Voglio uno spazio lindo, tornato vergine, sgombro dalla sozzura dell’inutile dove farmi daccapo le domande fondanti di ogni nuovo tempo: che cosa ha senso per noi, quali sono i nostri più autentici bisogni, cosa manca a questo tempo per corrispondervi. Voglio l’unico spazio possibile da cui provare a muovere verso il paese che manca.
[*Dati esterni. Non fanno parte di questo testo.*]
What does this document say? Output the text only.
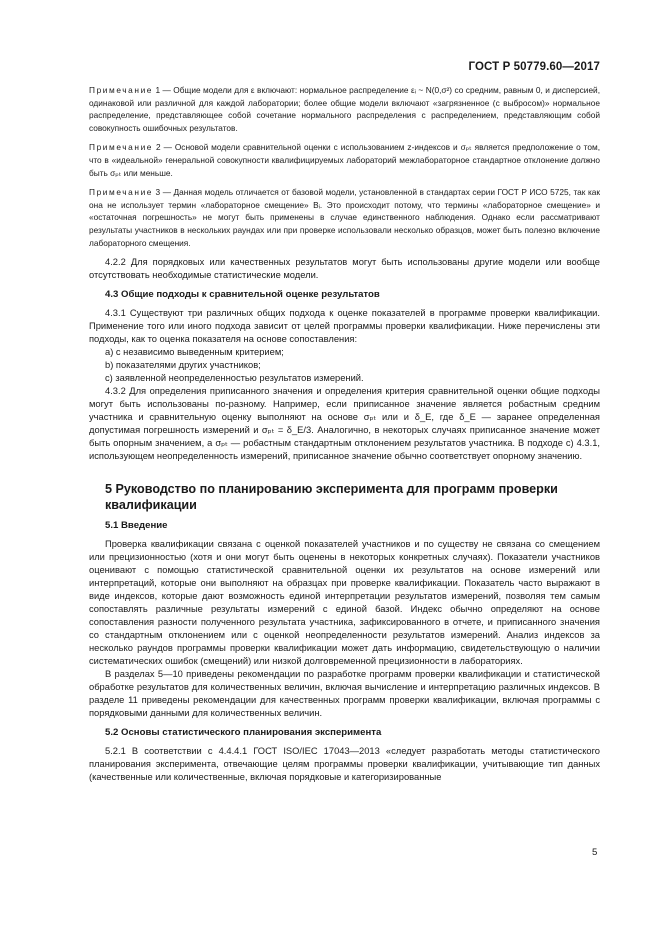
ГОСТ Р 50779.60—2017

Примечание 1 — Общие модели для ε включают: нормальное распределение εᵢ ~ N(0,σ²) со средним, равным 0, и дисперсией, одинаковой или различной для каждой лаборатории; более общие модели включают «загрязненное (с выбросом)» нормальное распределение, представляющее собой сочетание нормального распределения с распределением, представляющим собой совокупность ошибочных результатов.

Примечание 2 — Основой модели сравнительной оценки с использованием z-индексов и σₚₜ является предположение о том, что в «идеальной» генеральной совокупности квалифицируемых лабораторий межлабораторное стандартное отклонение должно быть σₚₜ или меньше.

Примечание 3 — Данная модель отличается от базовой модели, установленной в стандартах серии ГОСТ Р ИСО 5725, так как она не использует термин «лабораторное смещение» Bᵢ. Это происходит потому, что термины «лабораторное смещение» и «остаточная погрешность» не могут быть применены в случае единственного наблюдения. Однако если рассматривают результаты участников в нескольких раундах или при проверке использовали несколько образцов, может быть полезно включение лабораторного смещения.

4.2.2 Для порядковых или качественных результатов могут быть использованы другие модели или вообще отсутствовать необходимые статистические модели.

4.3 Общие подходы к сравнительной оценке результатов

4.3.1 Существуют три различных общих подхода к оценке показателей в программе проверки квалификации. Применение того или иного подхода зависит от целей программы проверки квалификации. Ниже перечислены эти подходы, как то оценка показателя на основе сопоставления:

a) с независимо выведенным критерием;

b) показателями других участников;

c) заявленной неопределенностью результатов измерений.

4.3.2 Для определения приписанного значения и определения критерия сравнительной оценки общие подходы могут быть использованы по-разному. Например, если приписанное значение является робастным средним участника и сравнительную оценку выполняют на основе σₚₜ или и δ_E, где δ_E — заранее определенная допустимая погрешность измерений и σₚₜ = δ_E/3. Аналогично, в некоторых случаях приписанное значение может быть опорным значением, а σₚₜ — робастным стандартным отклонением результатов участника. В подходе c) 4.3.1, использующем неопределенность измерений, приписанное значение обычно соответствует опорному значению.

5 Руководство по планированию эксперимента для программ проверки квалификации
5.1 Введение

Проверка квалификации связана с оценкой показателей участников и по существу не связана со смещением или прецизионностью (хотя и они могут быть оценены в некоторых конкретных случаях). Показатели участников оценивают с помощью статистической сравнительной оценки их результатов на основе измерений или интерпретаций, которые они выполняют на образцах при проверке квалификации. Показатель часто выражают в виде индексов, которые дают возможность единой интерпретации результатов измерений, позволяя тем самым сопоставлять различные результаты измерений с единой базой. Индекс обычно определяют на основе сопоставления разности полученного результата участника, зафиксированного в отчете, и приписанного значения со стандартным отклонением или с оценкой неопределенности результатов измерений. Анализ индексов за несколько раундов программы проверки квалификации может дать информацию, свидетельствующую о наличии систематических ошибок (смещений) или низкой долговременной прецизионности в лабораториях.

В разделах 5—10 приведены рекомендации по разработке программ проверки квалификации и статистической обработке результатов для количественных величин, включая вычисление и интерпретацию различных индексов. В разделе 11 приведены рекомендации для качественных программ проверки квалификации, включая программы с порядковыми данными для количественных величин.

5.2 Основы статистического планирования эксперимента

5.2.1 В соответствии с 4.4.4.1 ГОСТ ISO/IEC 17043—2013 «следует разработать методы статистического планирования эксперимента, отвечающие целям программы проверки квалификации, учитывающие тип данных (качественные или количественные, включая порядковые и категоризированные

5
Infine il silenzio, perché mai più qualcun altro mi spieghi chi è il mio nemico. Noi fuori dallo show siamo abitanti dello stesso luogo, uniti dallo stesso destino, mangiamo, beviamo e respiriamo lo stesso veleno fabbricato da altri. Non voglio su di me alcuna maglietta di squadra che mi impedisca di vedere le cose come stanno e la pulita umanità di chi mi sta davanti. E di riconoscere il mio vero nemico unicamente in chi mi indica un nemico lanciandomi all’inseguimento del vuoto per riattizzare lo spettacolo e continuare ad esistere.
Io li faccio zittire tutti per ridiventare capace di guardare la realtà, e soprattutto l’altro, senza scorie. Io torno ad ascoltarmi e ad ascoltare.
Io ricomincio dal silenzio, e poi da me e da colui che ho di fronte.